The one thing I didn’t have worrying me still was selling the forty. John Lawes, the man Luke Sawyer had told me was interested in the forty, had taken a look at it and had liked what he saw. He had agreed to nine dollars an acre, not the ten I had asked, but I had received no money when we made the deal, for I did not yet have title to the land. I would have to wait until my bargain with Filmore Granger was fulfilled for that. There was relief in knowing that I would have the money soon, but that wasn’t easing my mind about the next months. I needed money now.
In the time since I had last seen Luke Sawyer, I had given much thought about working with him again full time. If I did work with him, at least I could get the money I needed for the monthly payments. But I had held back from that because I didn’t want to leave the responsibility of the place to Caroline. If I left, she would have to make sure the timber was cut and the fields were tended. I knew that she would take it on, but I couldn’t put that responsibility on her, not with her health and Mitchell’s child at stake. In addition, if I were to leave, that would mean having to ask more work time of Tom Bee and Horace Avery. As things stood, I wasn’t even sure how much longer I could keep them on. I certainly couldn’t ask them to trust me for their money until I got the monthly payments out of the way, finished my obligations to Filmore Granger, and sold the forty. They had their folks to think of too. I wanted to tell Caroline all these things, but I couldn’t.
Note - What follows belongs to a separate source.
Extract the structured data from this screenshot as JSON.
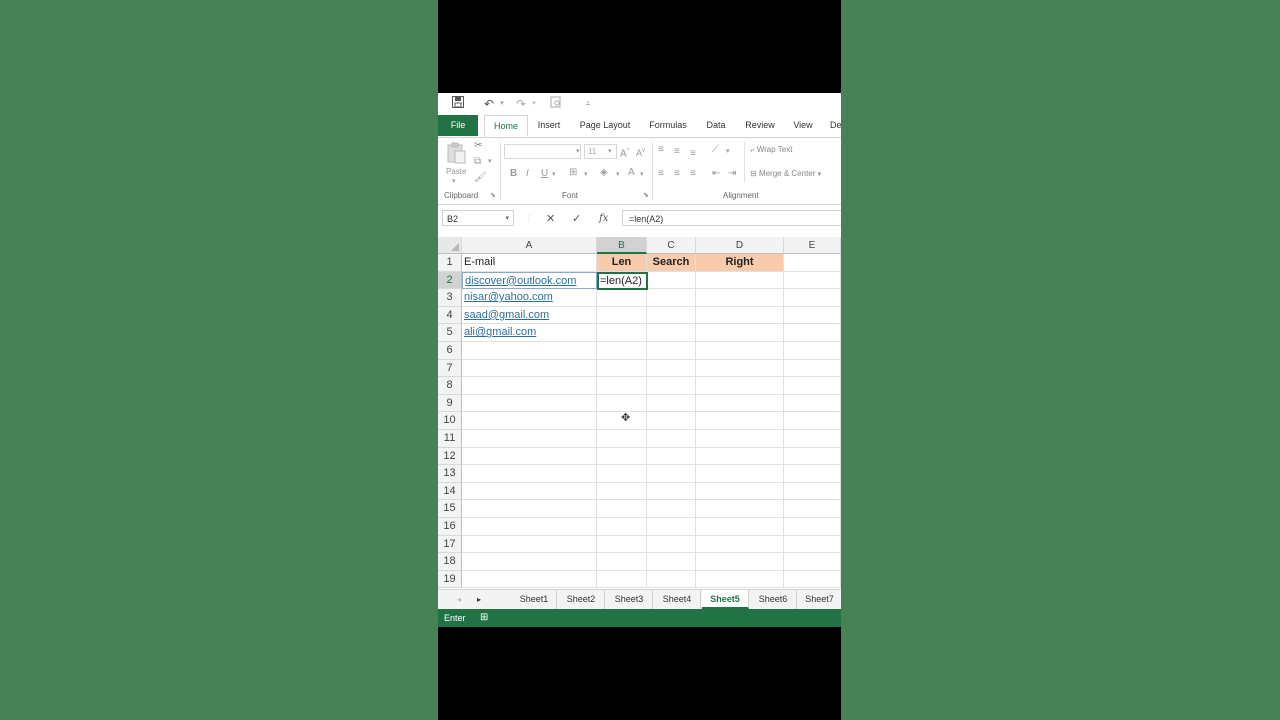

“Paul-Edward, I want you to know somethin’,” Caroline said when I had given her no answer. “I know you been worried ’bout a lotta things, and that’s includin’ me and this baby. But I want you to know I ain’t worried. Mitchell, he put his faith in you and I do too.” Her eyes studied me. “So what is it? You worried ’bout gettin’ these trees cut in time to meet Filmore Granger’s deadline? If you worried ’bout that, then don’t be. What with Mister Tom Bee and Horace Avery, Nathan, you, and me, we’ll get ’em down in time.”
I smiled at her reassurance. “You really think so?”
“Course. Don’t worry ’bout it.”
Caroline’s words, as so often, were spoken as fact, and I took consolation from them. Still, though, I did worry, and I gave further thought of going to Luke Sawyer. I knew that if I did go, I would have to tell Caroline why. I put that off and as the days toward meeting the next note to J. T. Hollenbeck dwindled to within a few, I decided upon selling two of the mules and the wagon instead. Somehow we’d make do without the wagon and just the one team.
“Where you goin’ with them mules?” Caroline asked the dawn I hitched the mules to the wagon.
“I’ve got to go to Strawberry,” I said.
“You takin’ them mules there, you gonna bring them back again?”
I looked at her. “What do you mean by that?”
Caroline glanced out at the rising sun, then back at me. “Where your tools?”
“What?”
“Your tools. You ain’t used ’em in a spell.”
“Haven’t had time.”
“Sent Nathan out to get your hammer other day. He done said he ain’t seen yo’ toolbox.”